Apakah Menyentuh Wanita Membatalkan Wudhu




~*~  APAKAH MENYENTUH WANITA, MEMBATALKAN WUDHU ???  ~*~


Permasalahan ini adalah permasalahan yang sering dibingungkan oleh sebagian orang
Dan kebanyakan kaum muslimin menganggap bahwa menyentuh wanita adalah membatalkan wudhu

Inilah yang dianut oleh mayoritas kaum muslimin di negeri ini karena kebanyakan mereka menganut madzhab Syafi’i yang berpendapat demikian
Lalu manakah yang tepat?
Tentu saja kita mesti mengembalikan hal ini pada pemahaman yang benar terhadap Al Qur’an dan As-Sunnah



Silang Pendapat
Perlu diketahui, dalam masalah apakah menyentuh wanita membatalkan wudhu ataukah tidak, para ulama ada tiga macam pendapat.

Pendapat pertama:
Menyentuh wanita membatalkan wudhu secara mutlak
Pendapat ini dipilih oleh Imam Asy Syafi’i, Ibnu Hazm, juga pendapat dari Ibnu Mas’ud dan Ibnu ‘Umar

Pendapat kedua:
Menyentuh wanita tidak membatalkan wudhu secara mutlah
Pendapat ini dipilih oleh madzhab Abu Hanifah, Muhammad bin Al Hasan Asy Syaibani, Ibnu ‘Abbas, Thowus, Al Hasan Al Bashri, ‘Atho’, dan Syaikhul Islam Ibnu Taimiyah

Pendapat ketiga:
Menyentuh wanita membatalkan wudhu jika dengan syahwat
Pendapat ini adalah pendapat Imam Malik dan pendapat Imam Ahmad yang  masyhur


Untuk melihat manakah pendapat yang lebih kuat, mari kita lihat beberapa yang digunakan untuk masing-masing pendapat.

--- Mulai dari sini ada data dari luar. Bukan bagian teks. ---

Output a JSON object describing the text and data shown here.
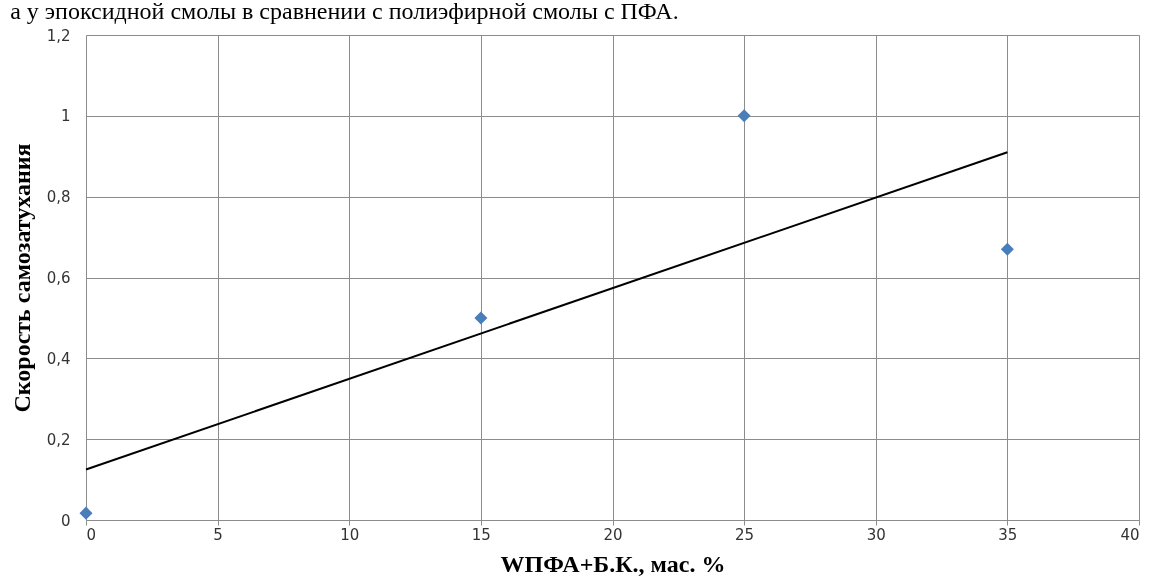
{
  "chart_data": {
    "type": "scatter",
    "xlabel": "WПФА+Б.К., мас. %",
    "ylabel": "Скорость самозатухания",
    "annotations": [
      "а у эпоксидной смолы в сравнении с полиэфирной смолы с ПФА."
    ],
    "x": [
      0,
      15,
      25,
      35
    ],
    "series": [
      {
        "color": "#4a7ebb",
        "marker": "diamond",
        "values": [
          0.017,
          0.5,
          1.0,
          0.67
        ]
      },
      {
        "type": "line",
        "color": "#000000",
        "line_style": "solid",
        "x": [
          0,
          35
        ],
        "values": [
          0.125,
          0.91
        ]
      }
    ],
    "xlim": [
      0,
      40
    ],
    "xticks": [
      0,
      5,
      10,
      15,
      20,
      25,
      30,
      35,
      40
    ],
    "ylim": [
      0,
      1.2
    ],
    "yticks": [
      0,
      {
        "value": 0.2,
        "label": "0,2"
      },
      {
        "value": 0.4,
        "label": "0,4"
      },
      {
        "value": 0.6,
        "label": "0,6"
      },
      {
        "value": 0.8,
        "label": "0,8"
      },
      1,
      {
        "value": 1.2,
        "label": "1,2"
      }
    ],
    "grid": true
  }
}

Batalnya Wudhu Karena Menyentuh Wanita Melalui Dalil Al Qur’an?

Sebagian ulama yang menyatakan batal wudhu karena menyentuh wanita, berdalil dengan firman Allah Ta’ala,

يَا أَيُّهَا الَّذِينَ آَمَنُوا إِذَا قُمْتُمْ إِلَى الصَّلَاةِ فَاغْسِلُوا وُجُوهَكُمْ وَأَيْدِيَكُمْ إِلَى الْمَرَافِقِ وَامْسَحُوا بِرُءُوسِكُمْ وَأَرْجُلَكُمْ إِلَى الْكَعْبَيْنِ وَإِنْ كُنْتُمْ جُنُبًا فَاطَّهَّرُوا وَإِنْ كُنْتُمْ مَرْضَى أَوْ عَلَى سَفَرٍ أَوْ جَاءَ أَحَدٌ مِنْكُمْ مِنَ الْغَائِطِ أَوْ لَامَسْتُمُ النِّسَاءَ فَلَمْ تَجِدُوا مَاءً فَتَيَمَّمُوا صَعِيدًا طَيِّبًا
Artinya :
Hai orang-orang yang beriman, apabila kamu hendak mengerjakan shalat, maka basuhlah mukamu dan tanganmu sampai dengan siku, dan sapulah kepalamu dan (basuh) kakimu sampai dengan kedua mata kaki, dan jika kamu junub maka mandilah, dan jika kamu sakit atau dalam perjalanan atau kembali dari tempat buang air (kakus) atau menyentuh perempuan, lalu kamu tidak memperoleh air, maka bertayammumlah dengan tanah yang baik (bersih); ...”
(QS. Al Ma-idah: 6)

Mereka menafsirkan kalimat “lamastumun nisaa’” dengan menyentuh perempuan
Landasannya adalah perkataan Ibnu Mas’ud ,

اللَّمْسُ، مَا دُوْنَ الجِمَاعِ.
Al lams (lamastum) bermakna selain jima’
Perkataan yang serupa juga dikatakan oleh Ibnu ‘Umar
Jadi, menurut keduanya lamastumun nisaa’ bermakna selain berhubungan badan seperti menyentuh
Akan tetapi, tafsiran dua ulama sahabat ini bertentangan dengan perkataan sahabat -yang lebih pakar dalam masalah tafsir- yaitu Ibnu ‘Abbas -radhiyallahu ‘anhuma-. Beliau mengatakan,

إن”المس” و”اللمس”، و”المباشرة”، الجماع، ولكن الله يكني ما شاء بما شاء

“Namanya al mass, al lams dan al mubasyaroih bermakna jima’ (berhubungan badan)
Akan tetapi Allah menyebutkan sesuai dengan yang ia suka”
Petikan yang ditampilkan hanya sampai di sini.